Seeing as this is only the second issue, it makes sense that we’re still in an introduction phase. We meet Ravello, a perfectly manicured blond pretty boy (with a strong Aunty Entity vibe) who happens to be the leader of the Raiders dispatched by No in the first issue. We also meet Molly, the sympathetic and more than slightly unhinged new member of Baby Hope and No’s rather interesting family unit. On the creepy nonhuman side, we get to watch the love child of The Mouth of Sauron and Slenderman generate a new sort of Spread creature, one that Narrator Hope explains is a “Spreadworm”.

Once again, Strahm’s artwork shines throughout the book. Both No and Molly are fleshed out not only in Jordan’s writing, but in the expressions Strahm gives the characters during often intense situations. Yeah, we know Molly’s a bit loopy from her rambling text, but it’s her face that sells it. No is obviously a man of very few words, but his grin in the final panel after seeing Molly and Baby Hope finally “connect”? Priceless.

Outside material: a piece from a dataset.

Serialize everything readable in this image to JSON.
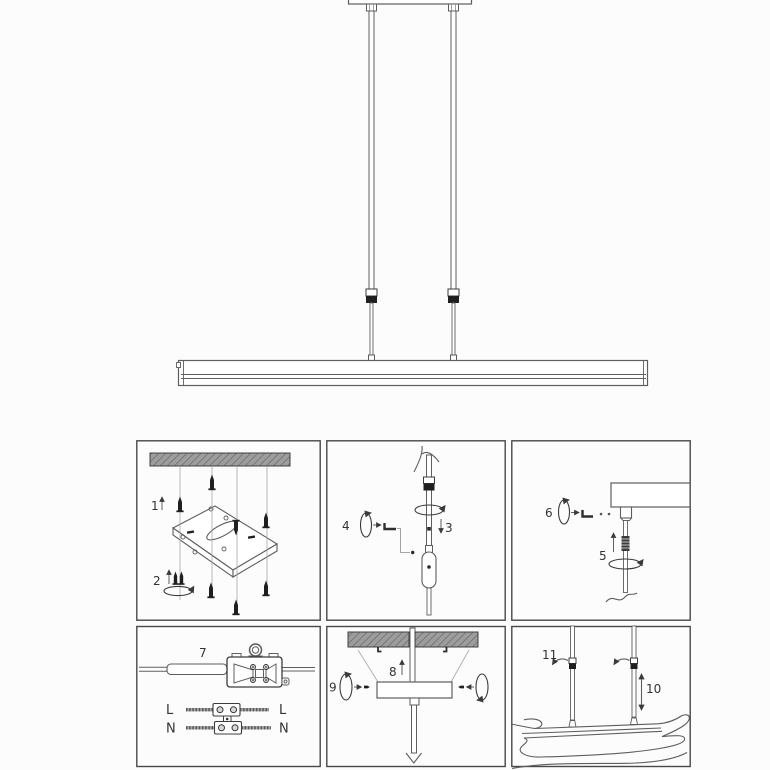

As for the writing, I mean, it’s stellar. Jordan does a great job with pacing and flow. We learn quite a bit about this world as well as our protagonist (No hates slavers. He really, really, REALLY hates slavers). What I want to point out however is not the writing he did in this issue, but the letter to readers that he pens in the back pages. A lot of us noticed the influences Spread borrows from, influences which have been noted in a few reviews I’ve read. Jordan, instead of remaining silent in the face of critics, lists the influences of the story itself, this issue, and even the next one. He closes by saying,

“This book, like me, is a product of everything that proceeded it. And like me, and hopefully you, it is also it’s own thing.”

Welp.
As an artist, I agree with the sentiment.
As a fan of both the series and genre, I assure you, it does stand on it’s own wonderfully. Get off of that fence and pick this book up.